Acute efficacy and safety of intravenous administration of nicorandil in patients with acute heart failure syndromes: usefulness of noninvasive echocardiographic hemodynamic evaluation.

This study was conducted to evaluate the acute efficacy and safety of intravenous administration of nicorandil in patients with acute heart failure syndromes (AHFS), under noninvasive hemodynamic assessment with transthoracic Doppler echocardiography. After baseline hemodynamic measurements, initial bolus and 48-hour continuous intravenous nicorandil infusion were begun in 14 hospitalized patients with AHFS. After 2-hour infusion, estimated pulmonary capillary wedge pressure was reduced from 21.4 +/- 6.4 to 17.5 +/- 5.2 mm Hg (P < 0.05) and was sustained for 48 hours to 16.2 +/- 5.5 mm Hg (P < 0.05).
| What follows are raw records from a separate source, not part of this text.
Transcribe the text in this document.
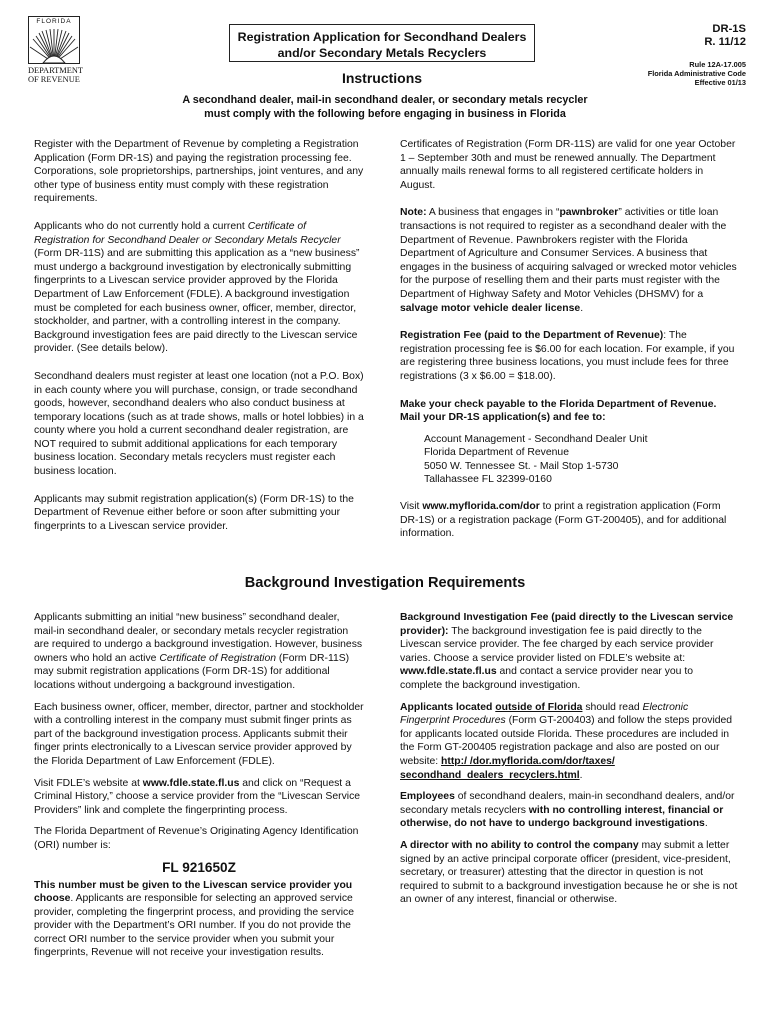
FLORIDA
DEPARTMENT
OF REVENUE
Registration Application for Secondhand Dealers
and/or Secondary Metals Recyclers
Instructions
DR-1S
R. 11/12
Rule 12A-17.005
Florida Administrative Code
Effective 01/13
A secondhand dealer, mail-in secondhand dealer, or secondary metals recycler
must comply with the following before engaging in business in Florida

Register with the Department of Revenue by completing a Registration Application (Form DR-1S) and paying the registration processing fee. Corporations, sole proprietorships, partnerships, joint ventures, and any other type of business entity must comply with these registration requirements.

Applicants who do not currently hold a current Certificate of Registration for Secondhand Dealer or Secondary Metals Recycler (Form DR-11S) and are submitting this application as a “new business” must undergo a background investigation by electronically submitting fingerprints to a Livescan service provider approved by the Florida Department of Law Enforcement (FDLE). A background investigation must be completed for each business owner, officer, member, director, stockholder, and partner, with a controlling interest in the company. Background investigation fees are paid directly to the Livescan service provider. (See details below).

Secondhand dealers must register at least one location (not a P.O. Box) in each county where you will purchase, consign, or trade secondhand goods, however, secondhand dealers who also conduct business at temporary locations (such as at trade shows, malls or hotel lobbies) in a county where you hold a current secondhand dealer registration, are NOT required to submit additional applications for each temporary business location. Secondary metals recyclers must register each business location.

Applicants may submit registration application(s) (Form DR-1S) to the Department of Revenue either before or soon after submitting your fingerprints to a Livescan service provider.

Certificates of Registration (Form DR-11S) are valid for one year October 1 – September 30th and must be renewed annually. The Department annually mails renewal forms to all registered certificate holders in August.

Note: A business that engages in “pawnbroker” activities or title loan transactions is not required to register as a secondhand dealer with the Department of Revenue. Pawnbrokers register with the Florida Department of Agriculture and Consumer Services. A business that engages in the business of acquiring salvaged or wrecked motor vehicles for the purpose of reselling them and their parts must register with the Department of Highway Safety and Motor Vehicles (DHSMV) for a salvage motor vehicle dealer license.

Registration Fee (paid to the Department of Revenue): The registration processing fee is $6.00 for each location. For example, if you are registering three business locations, you must include fees for three registrations (3 x $6.00 = $18.00).

Make your check payable to the Florida Department of Revenue.
Mail your DR-1S application(s) and fee to:

Account Management - Secondhand Dealer Unit
Florida Department of Revenue
5050 W. Tennessee St. - Mail Stop 1-5730
Tallahassee FL 32399-0160

Visit www.myflorida.com/dor to print a registration application (Form DR-1S) or a registration package (Form GT-200405), and for additional information.

Background Investigation Requirements

Applicants submitting an initial “new business” secondhand dealer, mail-in secondhand dealer, or secondary metals recycler registration are required to undergo a background investigation. However, business owners who hold an active Certificate of Registration (Form DR-11S) may submit registration applications (Form DR-1S) for additional locations without undergoing a background investigation.

Each business owner, officer, member, director, partner and stockholder with a controlling interest in the company must submit finger prints as part of the background investigation process. Applicants submit their finger prints electronically to a Livescan service provider approved by the Florida Department of Law Enforcement (FDLE).

Visit FDLE’s website at www.fdle.state.fl.us and click on “Request a Criminal History,” choose a service provider from the “Livescan Service Providers” link and complete the fingerprinting process.

The Florida Department of Revenue’s Originating Agency Identification (ORI) number is:

FL 921650Z

This number must be given to the Livescan service provider you choose. Applicants are responsible for selecting an approved service provider, completing the fingerprint process, and providing the service provider with the Department’s ORI number. If you do not provide the correct ORI number to the service provider when you submit your fingerprints, Revenue will not receive your investigation results.

Background Investigation Fee (paid directly to the Livescan service provider): The background investigation fee is paid directly to the Livescan service provider. The fee charged by each service provider varies. Choose a service provider listed on FDLE’s website at: www.fdle.state.fl.us and contact a service provider near you to complete the background investigation.

Applicants located outside of Florida should read Electronic Fingerprint Procedures (Form GT-200403) and follow the steps provided for applicants located outside Florida. These procedures are included in the Form GT-200405 registration package and also are posted on our website: http:/ /dor.myflorida.com/dor/taxes/ secondhand_dealers_recyclers.html.

Employees of secondhand dealers, main-in secondhand dealers, and/or secondary metals recyclers with no controlling interest, financial or otherwise, do not have to undergo background investigations.

A director with no ability to control the company may submit a letter signed by an active principal corporate officer (president, vice-president, secretary, or treasurer) attesting that the director in question is not required to submit to a background investigation because he or she is not an owner of any interest, financial or otherwise.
A significant increase in estimated cardiac output was observed at 2 hours, from 4.0 +/- 1.0 to 4.8 +/- 1.3 L/min (P < 0.05). This increase was sustained for 48 hours to 5.8 +/- 1.8 L/min (P < 0.05). The high blood pressure (BP) group (baseline systolic BP > or = 140 mm Hg, n = 7) exhibited significant decrease in systolic BP (from 156.7 +/- 14.2 to 135.4 +/- 13.3 mm Hg, P < 0.05). In contrast, there was no change in systolic BP in the low BP group (baseline systolic BP < 140 mm Hg, n = 7) over 48 hours (from 107.6 +/- 20.4 to 107.7 +/- 17.4 mm Hg, P = not significant). The results of this study demonstrate the acute hemodynamic efficacy and safety of intravenous administration of nicorandil and also suggest the usefulness of noninvasive echocardiographic hemodynamic evaluation in the urgent phase of AHFS.